At the 2012 Summer Olympics, she finished 18th overall in the heats in the Women's 100 metre butterfly. In the 200 metre individual medley, Ivry placed 13th in the heats and reached the semi-final, becoming the first Israeli female swimmer to compete in an Olympic semi-final, with a new Israeli record time of 2:13.29 minutes.

===2013; World Cup medals, and controversy===

In July 2013, in the women's 50-meter sprint breaststroke Ivry won a bronze medal with a 31.95, matching the Israeli national record.
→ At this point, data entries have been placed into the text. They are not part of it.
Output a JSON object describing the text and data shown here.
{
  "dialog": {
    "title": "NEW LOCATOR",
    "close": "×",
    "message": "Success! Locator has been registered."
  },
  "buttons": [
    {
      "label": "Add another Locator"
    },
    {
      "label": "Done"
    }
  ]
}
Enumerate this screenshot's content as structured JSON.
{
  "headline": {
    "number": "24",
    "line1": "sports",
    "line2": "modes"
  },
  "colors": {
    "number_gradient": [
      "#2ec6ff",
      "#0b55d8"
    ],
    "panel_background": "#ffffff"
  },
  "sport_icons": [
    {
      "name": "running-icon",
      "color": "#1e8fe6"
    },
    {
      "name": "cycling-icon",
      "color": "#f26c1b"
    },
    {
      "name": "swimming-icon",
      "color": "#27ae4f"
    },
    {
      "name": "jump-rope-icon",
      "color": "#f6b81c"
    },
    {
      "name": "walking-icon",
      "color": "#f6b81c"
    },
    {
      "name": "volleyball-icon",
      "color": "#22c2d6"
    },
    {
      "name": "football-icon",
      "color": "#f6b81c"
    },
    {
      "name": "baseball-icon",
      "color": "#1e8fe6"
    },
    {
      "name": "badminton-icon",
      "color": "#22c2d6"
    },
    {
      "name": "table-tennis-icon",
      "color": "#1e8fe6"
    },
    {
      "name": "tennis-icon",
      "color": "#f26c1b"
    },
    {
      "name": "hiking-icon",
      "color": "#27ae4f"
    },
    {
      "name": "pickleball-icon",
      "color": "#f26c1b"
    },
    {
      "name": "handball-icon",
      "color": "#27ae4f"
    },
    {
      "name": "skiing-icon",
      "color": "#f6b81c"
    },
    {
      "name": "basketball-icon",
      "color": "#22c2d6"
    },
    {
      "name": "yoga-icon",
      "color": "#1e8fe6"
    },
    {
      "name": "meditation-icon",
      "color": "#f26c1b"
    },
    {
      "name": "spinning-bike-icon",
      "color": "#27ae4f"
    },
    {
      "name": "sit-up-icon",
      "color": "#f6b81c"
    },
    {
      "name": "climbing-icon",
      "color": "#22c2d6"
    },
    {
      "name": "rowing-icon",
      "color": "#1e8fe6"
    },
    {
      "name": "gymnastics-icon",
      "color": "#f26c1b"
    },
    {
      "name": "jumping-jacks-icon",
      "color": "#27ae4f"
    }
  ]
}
Later that month, she won a bronze medal at the 2013 Maccabiah Games in the Women's 100 m freestyle, with a time of 57.19. That same month, at the world swimming championships in Barcelona, she set a new Israeli record in the 100 m breaststroke, swimming the distance in a time of 1:08.52, besting the previous record of Yuliya Banach by 41 hundredths of a second.

In August 2013, she set Israeli women's records in the 50 m backstroke, with a time of 28.51, and in the 50 m breaststroke, with a time of 31.66, at the Israeli Summer Nationals.
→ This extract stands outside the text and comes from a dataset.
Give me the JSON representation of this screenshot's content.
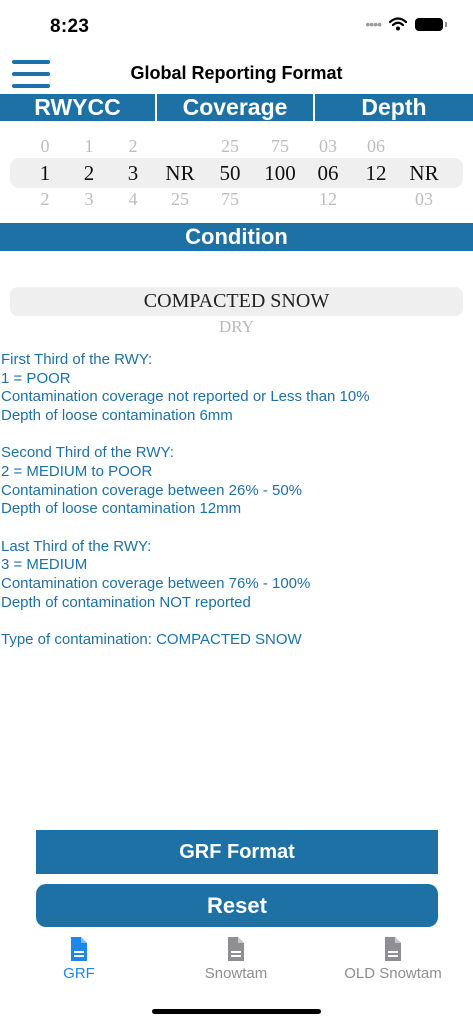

In October 2013, Ivry won a bronze medal in the 2013 FINA Swimming World Cup event in Dubai, United Arab Emirates, setting a new national record in the 100 m breaststroke final.
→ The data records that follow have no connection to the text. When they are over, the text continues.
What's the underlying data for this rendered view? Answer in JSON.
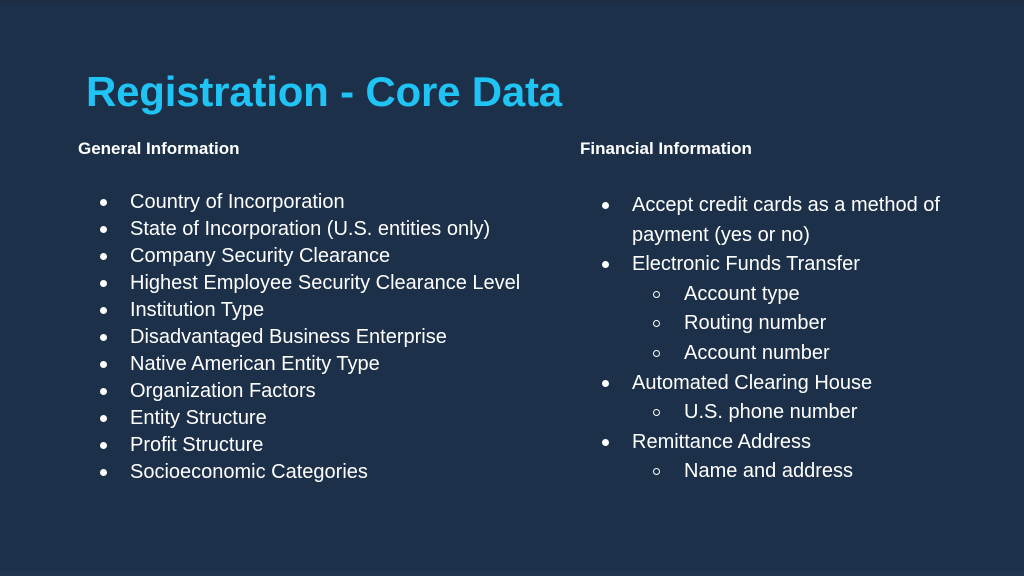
{
  "slide": {
    "title": "Registration - Core Data",
    "background_color": "#1d3049",
    "title_color": "#20c4f4",
    "text_color": "#ffffff"
  },
  "columns": [
    {
      "id": "general",
      "heading": "General Information",
      "items": [
        {
          "text": "Country of Incorporation",
          "level": 1
        },
        {
          "text": "State of Incorporation (U.S. entities only)",
          "level": 1
        },
        {
          "text": "Company Security Clearance",
          "level": 1
        },
        {
          "text": "Highest Employee Security Clearance Level",
          "level": 1
        },
        {
          "text": "Institution Type",
          "level": 1
        },
        {
          "text": "Disadvantaged Business Enterprise",
          "level": 1
        },
        {
          "text": "Native American Entity Type",
          "level": 1
        },
        {
          "text": "Organization Factors",
          "level": 1
        },
        {
          "text": "Entity Structure",
          "level": 1
        },
        {
          "text": "Profit Structure",
          "level": 1
        },
        {
          "text": "Socioeconomic Categories",
          "level": 1
        }
      ]
    },
    {
      "id": "financial",
      "heading": "Financial Information",
      "items": [
        {
          "text": "Accept credit cards as a method of payment (yes or no)",
          "level": 1,
          "sub": []
        },
        {
          "text": "Electronic Funds Transfer",
          "level": 1,
          "sub": [
            {
              "text": "Account type",
              "level": 2
            },
            {
              "text": "Routing number",
              "level": 2
            },
            {
              "text": "Account number",
              "level": 2
            }
          ]
        },
        {
          "text": "Automated Clearing House",
          "level": 1,
          "sub": [
            {
              "text": "U.S. phone number",
              "level": 2
            }
          ]
        },
        {
          "text": "Remittance Address",
          "level": 1,
          "sub": [
            {
              "text": "Name and address",
              "level": 2
            }
          ]
        }
      ]
    }
  ]
}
Later that month, she finished 2nd and won a silver medal in women's 100 meter mixed individual medley in the FINA Swimming World Cup in swimming in Doha, Qatar, breaking the Israeli national record at 58.43 seconds at the Hamad Aquatic Center. The Quatari hosts refused to broadcast the Israeli flag, and a [blank white square, rather than the Israeli flag, appeared next to her name on the TV screens airing the event. The Israeli flag was also removed from outside the aquatic center at the FINA event.

The FINA Code of Ethics states that Fédération Internationale de Natation tournaments must have: "no discrimination on the basis of ... race, religion, or political opinion". The incidents raised questions about whether Qatar should still host the 2014 World Short-Course Championships.

===2016; Olympics===
Ivri represented Israel at the 2016 Olympics in the Women's 100 m butterfly, 100 m breaststroke, 200 m breaststroke, and 4x100 m freestyle.

===2017; Maccabiah gold and silver medals===
Ivry won the gold medal in the women’s 100m butterfly at the 2017 Maccabiah Games, with a time of 59.37. Ivry, Keren Siebner, Shahar Menahem, and Or Tamir set an Israeli national record in the women’s 4×100m medley relay with a time of 4:11.67 as they won a silver medal.

===Records===

====Maccabiah====
- Girls (age 13–16) 100 m butterfly (58.50 on July 20, 2009)
- Women's 100 m butterfly (58.21 on August 8, 2009)

====National====

- Girls (age 13–16) 100 m butterfly (58.50 on July 20, 2009)
- Women's 100 m butterfly (57.14 in December 2010)
- Women's 50 m breaststroke (31.66 in August 2013).
- Women's 100 m breaststroke (1:08.52 in July 2013)
- Women's 50 m backstroke (28.51 in August 2013)
- Women's 200 m Individual Medley (2:13.29 on July 30, 2012)
- Women's 4x100 Medley relay (4:09.49 minutes on August 1, 2009).

==Personal life==
Ivry's great-grandmother, Miriam Roth, authored a number of classic children's books known by Israelis, including "Hot Corn," "Yael's Home," and "Story of Five Balloons." Ivry's love is cooking, and she hopes to be a chef.

Ivri is bisexual.

Her coach was Assaf Meimon from the age of 12 to 21, when she switched to Leonid Kaufman.